The California Supreme Court upheld its decision to eliminate redevelopment agencies Thursday.
The decision elicited vows from the California Redevelopment Association and the League of California Cities to work with state legislators to revive the agencies they said protect job creation and local economies.
The court upheld the decision to eliminate the redevelopment agencies and struck down the bill that would have allowed the agencies to operate by paying dues to the state. The bill was passed as part of the state’s 2011-2012 budget.
"Without immediate legislative action to fix this adverse decision, this ruling is a tremendous blow to local job creation and economic advancement,” said CRA Board President Julio Fuentes. “The legislative record is abundantly clear that Legislators did not intend to abolish redevelopment. We hope to work with state lawmakers to come up with a way to restore redevelopment. "
In July 2011, California Redevelopment Agency v. Matosantos was filed by the CRA and the League of California Cities in response to the bill urging to eliminate redevelopment from communities.
In 2010, Governor Brown originally proposed the elimination of redevelopment agencies, a bill placed on the ballot that was voted down. The State Legislature reintroduced the bill with a proposed second option asking cities to pay the state in order to remain operational.
Property taxes funded the redevelopment agencies, money the state legislature wanted to see redistributed to them in the amount of $1.7 billion to keep the agencies operational. The amount owed per city would differ based on the size of the agency, state officials said.
The California Supreme Court found the state governments request to redirect those property taxes illegal, and shot down their request.
In eliminating the redevelopments agencies, however, the state government will still receive about $1 billion in diverted property taxes, money that would have otherwise gone toward redevelopment.
The additional money will now be re-appropriated towards schools.
"I've seen firsthand the benefit of redevelopment in my district,” said Assemblyman Luis Alejo. “When I voted for the budget last June, I did so with the intent that redevelopment agencies in my district and throughout the state would continue to operate, continue to produce jobs and boost local economies
“Today's ruling essentially kills redevelopment and I plan to start off 2012 by collaborating with my colleagues to restore redevelopment,“ Alejo continued. “We need it in California."
The next legislative session begins in four days, and supporters of redevelopment agencies hope to have this decision reversed.

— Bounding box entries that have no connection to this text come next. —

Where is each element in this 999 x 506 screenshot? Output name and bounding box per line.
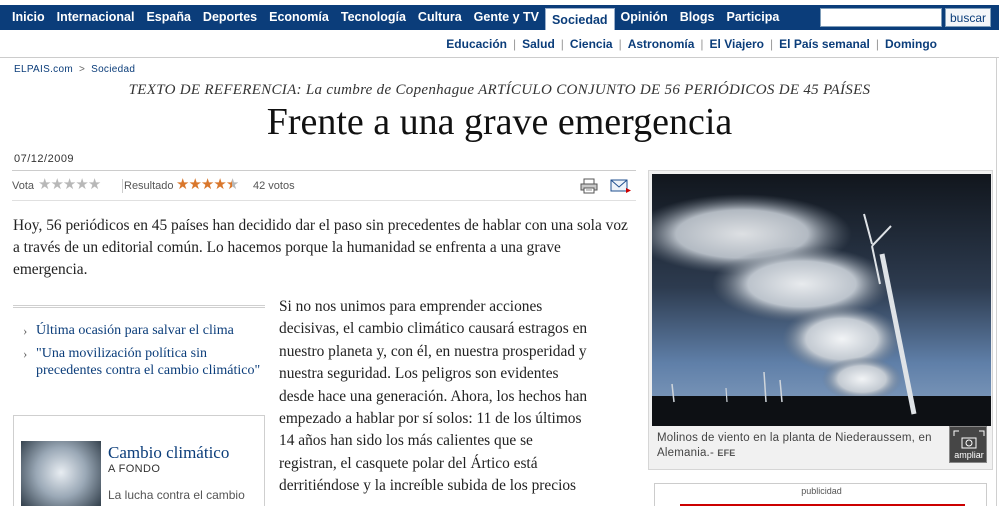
body-line: nuestra seguridad. Los peligros son evidentes	[279, 365, 559, 383]
print-icon[interactable]	[580, 178, 598, 194]
photo-credit: EFE	[717, 448, 736, 458]
subnav-item-salud[interactable]: Salud	[522, 37, 555, 51]
photo-caption	[657, 431, 987, 461]
nav-item-cultura[interactable]: Cultura	[417, 10, 462, 24]
article-kicker: TEXTO DE REFERENCIA: La cumbre de Copenhague ARTÍCULO CONJUNTO DE 56 PERIÓDICOS DE 45 PAÍSES	[128, 82, 871, 98]
body-line: registran, el casquete polar del Ártico está	[279, 454, 538, 472]
subnav-separator: |	[618, 37, 622, 51]
topic-thumbnail[interactable]	[21, 441, 101, 506]
result-label: Resultado	[124, 180, 174, 192]
nav-item-tecnologia[interactable]: Tecnología	[340, 10, 406, 24]
subnav-separator: |	[700, 37, 704, 51]
subnav-separator: |	[512, 37, 517, 51]
subnav-separator: |	[770, 37, 774, 51]
related-link[interactable]: › "Una movilización política sin precedentes contra el cambio climático"	[13, 345, 265, 379]
body-line: empezado a hablar por sí solos: 11 de los últimos	[279, 410, 582, 428]
nav-item-opinion[interactable]: Opinión	[620, 10, 668, 24]
topic-subtitle: A FONDO	[108, 463, 161, 475]
body-line: derritiéndose y la increíble subida de los precios	[279, 477, 577, 495]
photo-caption-text: Molinos de viento en la planta de Niederaussem, en Alemania.-	[657, 432, 932, 459]
breadcrumb-separator: >	[78, 64, 86, 75]
advertisement-box	[654, 483, 987, 506]
nav-item-deportes[interactable]: Deportes	[202, 10, 258, 24]
subnav-item-domingo[interactable]: Domingo	[885, 37, 937, 51]
vote-label: Vota	[12, 180, 35, 192]
related-link[interactable]: › Última ocasión para salvar el clima	[13, 322, 265, 339]
body-line: 14 años han sido los más calientes que se	[279, 432, 533, 450]
page-right-border	[996, 58, 997, 506]
email-icon[interactable]	[610, 179, 632, 193]
subnav-separator: |	[875, 37, 879, 51]
subnav-item-el-pais-semanal[interactable]: El País semanal	[779, 37, 870, 51]
search-button[interactable]: buscar	[945, 8, 991, 27]
wind-turbines-photo[interactable]	[652, 174, 991, 426]
photo-box	[648, 170, 993, 470]
rating-divider	[122, 179, 123, 193]
page-title: Frente a una grave emergencia	[266, 101, 733, 143]
topic-title-link[interactable]: Cambio climático	[108, 443, 230, 462]
subnav-item-ciencia[interactable]: Ciencia	[569, 37, 613, 51]
search-input[interactable]	[820, 8, 942, 27]
result-star-half-icon: ★	[225, 176, 239, 193]
body-line: Si no nos unimos para emprender acciones	[279, 298, 543, 315]
body-line: nuestro planeta y, con él, en nuestra prosperidad y	[279, 342, 587, 360]
enlarge-label: ampliar	[954, 450, 984, 460]
topic-box	[13, 415, 265, 506]
subnav-item-el-viajero[interactable]: El Viajero	[709, 37, 765, 51]
nav-item-espana[interactable]: España	[146, 10, 191, 24]
rating-toolbar	[12, 170, 636, 201]
body-line: desde hace una generación. Ahora, los hechos han	[279, 387, 588, 405]
result-star-full-icon: ★	[176, 176, 189, 193]
subnav-item-astronomia[interactable]: Astronomía	[627, 37, 695, 51]
nav-item-inicio[interactable]: Inicio	[12, 10, 45, 24]
nav-item-participa[interactable]: Participa	[726, 10, 780, 24]
nav-item-internacional[interactable]: Internacional	[56, 10, 135, 24]
vote-star-4-icon[interactable]: ★	[75, 176, 88, 193]
vote-star-1-icon[interactable]: ★	[38, 176, 51, 193]
breadcrumb	[14, 64, 135, 75]
article-date: 07/12/2009	[14, 153, 75, 165]
result-stars	[176, 177, 238, 193]
advertisement-label: publicidad	[801, 486, 842, 496]
vote-star-2-icon[interactable]: ★	[50, 176, 63, 193]
nav-item-gente-y-tv[interactable]: Gente y TV	[473, 10, 539, 24]
article-body	[279, 296, 637, 498]
result-star-full-icon: ★	[188, 176, 201, 193]
vote-star-5-icon[interactable]: ★	[87, 176, 101, 193]
vote-star-3-icon[interactable]: ★	[62, 176, 76, 193]
result-star-full-icon: ★	[213, 176, 226, 193]
nav-item-sociedad[interactable]: Sociedad	[545, 8, 615, 30]
body-line: decisivas, el cambio climático causará estragos en	[279, 320, 588, 338]
result-star-full-icon: ★	[200, 176, 214, 193]
section-subnavigation	[0, 30, 999, 58]
main-navigation	[0, 5, 999, 30]
subnav-separator: |	[560, 37, 564, 51]
subnav-item-educacion[interactable]: Educación	[446, 37, 507, 51]
nav-item-blogs[interactable]: Blogs	[679, 10, 715, 24]
related-links-box	[13, 305, 265, 385]
nav-item-economia[interactable]: Economía	[269, 10, 329, 24]
vote-stars[interactable]	[38, 177, 100, 193]
breadcrumb-section-link[interactable]: Sociedad	[91, 64, 136, 75]
votes-count: 42 votos	[253, 180, 295, 192]
breadcrumb-home-link[interactable]: ELPAIS.com	[14, 64, 73, 75]
topic-description: La lucha contra el cambio	[108, 488, 245, 502]
article-lead: Hoy, 56 periódicos en 45 países han decidido dar el paso sin precedentes de hablar con una sola voz a través de un editorial común. Lo hacemos porque la humanidad se enfrenta a una grave emergencia.	[13, 217, 628, 278]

"CRA is ready and willing to engage in immediate dialogue with Legislators and the Governor on a meaningful 'fix' to this problem,” said Interim Executive Director Jim Kennedy. “We have ideas for ways to restore redevelopment while also providing the state budgetary relief in a manner that doesn't violate Prop 22.
“Time is of the essence, and the future of California's economy is at stake,” Kennedy said. ”We hope legislators will join us in this important effort, for the sake of our future."